The scope that is created for executing the script that is passed to an onXXXX attribute is defined in the HTML Standard:

scope

  1. Let realm be settings object's Realm.
  2. Let scope be realm.[[GlobalEnv]].
  3. If eventHandler is an element's event handler, then set scope to NewObjectEnvironment(document, true, scope). (Otherwise, eventHandler is a Window object's event handler.)
  4. If form owner is not null, then set scope to NewObjectEnvironment(form owner, true, scope).
  5. If element is not null, then set scope to NewObjectEnvironment(element, true, scope).
  6. Return scope.

These steps describe how the scope is defined, and this includes which identifiers are bound to which properties. And so we see in step 3 that document is added to the scope, which means that document properties become accessible via global names. Similarly, the scope may be extended further. For instance, in step 5, the element's properties also become accessible as globals.
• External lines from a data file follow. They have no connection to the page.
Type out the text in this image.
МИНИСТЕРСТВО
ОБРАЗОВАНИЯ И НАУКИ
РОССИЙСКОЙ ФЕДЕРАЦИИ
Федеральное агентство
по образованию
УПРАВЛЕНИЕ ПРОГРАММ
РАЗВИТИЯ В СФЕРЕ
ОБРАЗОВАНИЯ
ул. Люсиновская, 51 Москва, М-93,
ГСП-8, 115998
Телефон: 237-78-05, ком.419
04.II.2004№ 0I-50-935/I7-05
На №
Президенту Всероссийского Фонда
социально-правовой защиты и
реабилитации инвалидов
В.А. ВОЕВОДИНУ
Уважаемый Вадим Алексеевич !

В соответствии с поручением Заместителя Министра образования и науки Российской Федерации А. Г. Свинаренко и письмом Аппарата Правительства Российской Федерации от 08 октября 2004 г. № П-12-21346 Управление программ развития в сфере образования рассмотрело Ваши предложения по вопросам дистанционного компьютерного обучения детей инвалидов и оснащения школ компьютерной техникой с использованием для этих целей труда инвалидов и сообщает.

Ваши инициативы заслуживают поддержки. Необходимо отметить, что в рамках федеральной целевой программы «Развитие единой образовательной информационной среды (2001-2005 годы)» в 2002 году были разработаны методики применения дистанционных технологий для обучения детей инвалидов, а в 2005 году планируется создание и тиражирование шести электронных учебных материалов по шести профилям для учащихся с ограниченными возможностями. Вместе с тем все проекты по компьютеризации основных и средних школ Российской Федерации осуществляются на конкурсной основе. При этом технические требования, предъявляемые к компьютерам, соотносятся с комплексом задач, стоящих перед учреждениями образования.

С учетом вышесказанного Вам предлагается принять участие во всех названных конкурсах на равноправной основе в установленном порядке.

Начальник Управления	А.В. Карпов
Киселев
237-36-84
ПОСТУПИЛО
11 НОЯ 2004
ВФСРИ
Here is an example of that latter point:

var id = 12; // global variable
console.log(id); // 12
<button id="this-is-me" onclick="console.log(id)">click me</button>

Conclusion

This scope issue can be confusing, certainly when document is an object with many (and many obscure) properties.

All the more reason to avoid using onXXX attributes in your HTML. Best practice is to add event handlers in the main script, using addEventListener.